During services, the front entrance was shut off with a heavy wooden bar that extended the width of the door. The worshippers always entered through the back of the house. But that Friday night the front entrance remained unlocked. As usual, my father’s chanting of the Lekha Dodi was out of tune. But his shaking forward and backward was more intense, his eyelids more tightly closed and his pinkish face redder. His reading of the Rozo de’shabbos conveyed a uniquely sad joy that I had never heard before. The Zohar’s mystical words, personifying the Sabbath as the Bride or Shechinah who was united with the Groom, evoked the search for meaning, for right, and for justice. Somehow his rhythmical reading imparted the presence of universal harmony and peace, interrupted only by a deep krechtz accompanied by a tear, heard from the kitchen where my mother was sitting reading her Tzenah Urenah.
After kiddush Father made it clear that the impending deportation was not to be mentioned at the dinner table. It was his custom to speak on the Sabbath only in Loshon Hakodesh, not in the mundane Yiddish reserved for the weekdays. “Shalom Aleichem,” peace unto you, ministering angels, became the refrain that evening, hinting perhaps that the enemies of the Jews could do nothing to him save bring him closer to his Creator. Mother had spent the last ten zlotys to purchase chicken for that Sabbath and it was worth it. The chicken and the soup tasted exceptionally good as they contained a great deal of fat. There was enough food to invite two young men who had detached themselves from their families as they were marching from Tarlow. They had not seen a house of prayer since the beginning of the war, but tonight they came to pray, hoping to be invited for dinner. They had a long story to tell—they planned on joining the partisans, rumored to frequent the forests. Father forbade them to describe their experiences at the Sabbath meal. The table is a sacred altar, and the food a korban, which may not be desecrated by profane chatter. The only fitting words are the zemiroth that open the gates of the future world.

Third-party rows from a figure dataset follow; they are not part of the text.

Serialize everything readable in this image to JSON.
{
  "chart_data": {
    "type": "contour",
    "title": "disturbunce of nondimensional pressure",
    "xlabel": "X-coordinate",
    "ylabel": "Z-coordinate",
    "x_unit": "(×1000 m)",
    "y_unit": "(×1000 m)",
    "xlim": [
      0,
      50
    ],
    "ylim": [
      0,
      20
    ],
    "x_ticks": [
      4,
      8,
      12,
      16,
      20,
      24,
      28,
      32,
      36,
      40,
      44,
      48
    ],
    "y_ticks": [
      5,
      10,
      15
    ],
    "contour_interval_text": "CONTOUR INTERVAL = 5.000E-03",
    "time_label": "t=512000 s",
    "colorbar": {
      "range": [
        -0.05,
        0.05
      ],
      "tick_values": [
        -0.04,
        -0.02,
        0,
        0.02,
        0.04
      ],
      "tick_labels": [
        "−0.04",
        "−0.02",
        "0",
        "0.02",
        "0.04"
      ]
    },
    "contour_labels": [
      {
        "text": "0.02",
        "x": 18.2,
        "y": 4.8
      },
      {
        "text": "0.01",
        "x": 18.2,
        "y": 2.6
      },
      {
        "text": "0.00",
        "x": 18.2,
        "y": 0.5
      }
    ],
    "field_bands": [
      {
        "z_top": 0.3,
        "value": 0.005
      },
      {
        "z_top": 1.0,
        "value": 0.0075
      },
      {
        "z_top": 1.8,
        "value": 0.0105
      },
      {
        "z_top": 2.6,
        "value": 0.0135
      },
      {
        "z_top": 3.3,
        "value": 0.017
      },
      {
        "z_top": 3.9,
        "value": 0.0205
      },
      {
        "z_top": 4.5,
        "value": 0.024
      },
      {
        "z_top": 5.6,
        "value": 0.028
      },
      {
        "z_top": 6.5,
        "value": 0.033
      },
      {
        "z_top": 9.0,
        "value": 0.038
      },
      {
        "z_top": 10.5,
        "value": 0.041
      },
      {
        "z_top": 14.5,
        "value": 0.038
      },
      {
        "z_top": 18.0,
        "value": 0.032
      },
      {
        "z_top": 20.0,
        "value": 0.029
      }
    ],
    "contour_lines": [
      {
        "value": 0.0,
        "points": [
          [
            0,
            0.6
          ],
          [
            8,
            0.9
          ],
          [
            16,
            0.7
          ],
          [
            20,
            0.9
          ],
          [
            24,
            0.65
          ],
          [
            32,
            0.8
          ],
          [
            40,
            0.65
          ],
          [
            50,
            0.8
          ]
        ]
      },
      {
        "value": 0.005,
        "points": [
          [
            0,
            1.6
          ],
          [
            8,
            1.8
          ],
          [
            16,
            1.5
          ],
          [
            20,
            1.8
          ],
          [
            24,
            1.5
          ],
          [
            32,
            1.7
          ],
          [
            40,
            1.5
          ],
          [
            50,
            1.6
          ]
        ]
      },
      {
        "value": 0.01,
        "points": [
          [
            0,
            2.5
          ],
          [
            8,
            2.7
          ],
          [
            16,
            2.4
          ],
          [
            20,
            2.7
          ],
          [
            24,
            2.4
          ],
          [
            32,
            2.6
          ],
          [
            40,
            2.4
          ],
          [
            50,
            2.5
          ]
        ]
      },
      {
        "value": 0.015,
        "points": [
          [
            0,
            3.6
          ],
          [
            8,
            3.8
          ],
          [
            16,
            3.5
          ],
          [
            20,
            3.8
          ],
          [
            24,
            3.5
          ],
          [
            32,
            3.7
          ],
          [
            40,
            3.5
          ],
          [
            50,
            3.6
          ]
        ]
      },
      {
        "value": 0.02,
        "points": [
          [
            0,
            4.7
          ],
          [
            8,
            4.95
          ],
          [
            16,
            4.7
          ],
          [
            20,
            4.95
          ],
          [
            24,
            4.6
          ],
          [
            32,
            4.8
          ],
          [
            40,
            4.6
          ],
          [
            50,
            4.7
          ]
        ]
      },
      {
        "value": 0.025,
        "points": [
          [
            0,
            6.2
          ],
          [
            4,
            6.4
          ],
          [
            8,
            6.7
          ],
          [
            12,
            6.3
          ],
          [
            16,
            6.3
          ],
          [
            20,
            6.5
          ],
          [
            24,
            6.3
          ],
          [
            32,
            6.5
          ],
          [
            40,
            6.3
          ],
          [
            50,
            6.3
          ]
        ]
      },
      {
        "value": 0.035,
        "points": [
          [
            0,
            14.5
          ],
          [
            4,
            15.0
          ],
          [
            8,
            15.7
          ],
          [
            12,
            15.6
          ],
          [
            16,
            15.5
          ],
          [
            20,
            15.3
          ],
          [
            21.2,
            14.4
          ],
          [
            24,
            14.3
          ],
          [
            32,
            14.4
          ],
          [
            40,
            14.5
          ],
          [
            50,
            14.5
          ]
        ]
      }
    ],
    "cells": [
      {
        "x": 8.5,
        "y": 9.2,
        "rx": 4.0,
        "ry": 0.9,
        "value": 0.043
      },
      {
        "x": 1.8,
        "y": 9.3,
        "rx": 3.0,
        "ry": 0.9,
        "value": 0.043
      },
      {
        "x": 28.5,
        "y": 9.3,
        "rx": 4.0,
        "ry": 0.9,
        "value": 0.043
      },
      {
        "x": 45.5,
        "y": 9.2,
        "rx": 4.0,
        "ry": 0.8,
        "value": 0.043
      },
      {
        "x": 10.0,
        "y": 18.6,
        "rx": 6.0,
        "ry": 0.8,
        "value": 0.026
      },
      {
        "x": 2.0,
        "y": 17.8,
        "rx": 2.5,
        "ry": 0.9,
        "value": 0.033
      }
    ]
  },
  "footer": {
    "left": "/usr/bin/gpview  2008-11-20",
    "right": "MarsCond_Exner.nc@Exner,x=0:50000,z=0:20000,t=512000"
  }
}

The hub of Ozerow’s social life centered on the walks on Friday nights and Saturday afternoons in the only paved street of the town, which passed right by the door of our house. Usually, young people of all classes strolled the street, debated the issues of the day and exchanged gossip. One could distinguish the various political and religious factions by their peyes, head coverings, and the length of the women’s sleeves and skirts. There were the Agudah-nicks, the Mizrahists, Shomer Hatzairniks, Bundists and Communists. The war brought an end to all these social, religious and economic divisions. What mattered now was whether you were an insider or outsider. Members of the Judenrat and their families and friends, even the lowliest of them, were the insiders. They were excused from the exorbitant looting and taxes, which was the cost of satisfying the regional Gestapo and Wehrmacht officers, whose appetites for fine, expensive clothing and other luxuries were insatiable. Insiders were also free from the forced labor to clear the roads from snow in the winter and to repave the roads leading to the East in the summer. The insiders received warnings prior to the customary forays to snatch young men and women who would be sent to concentration camps.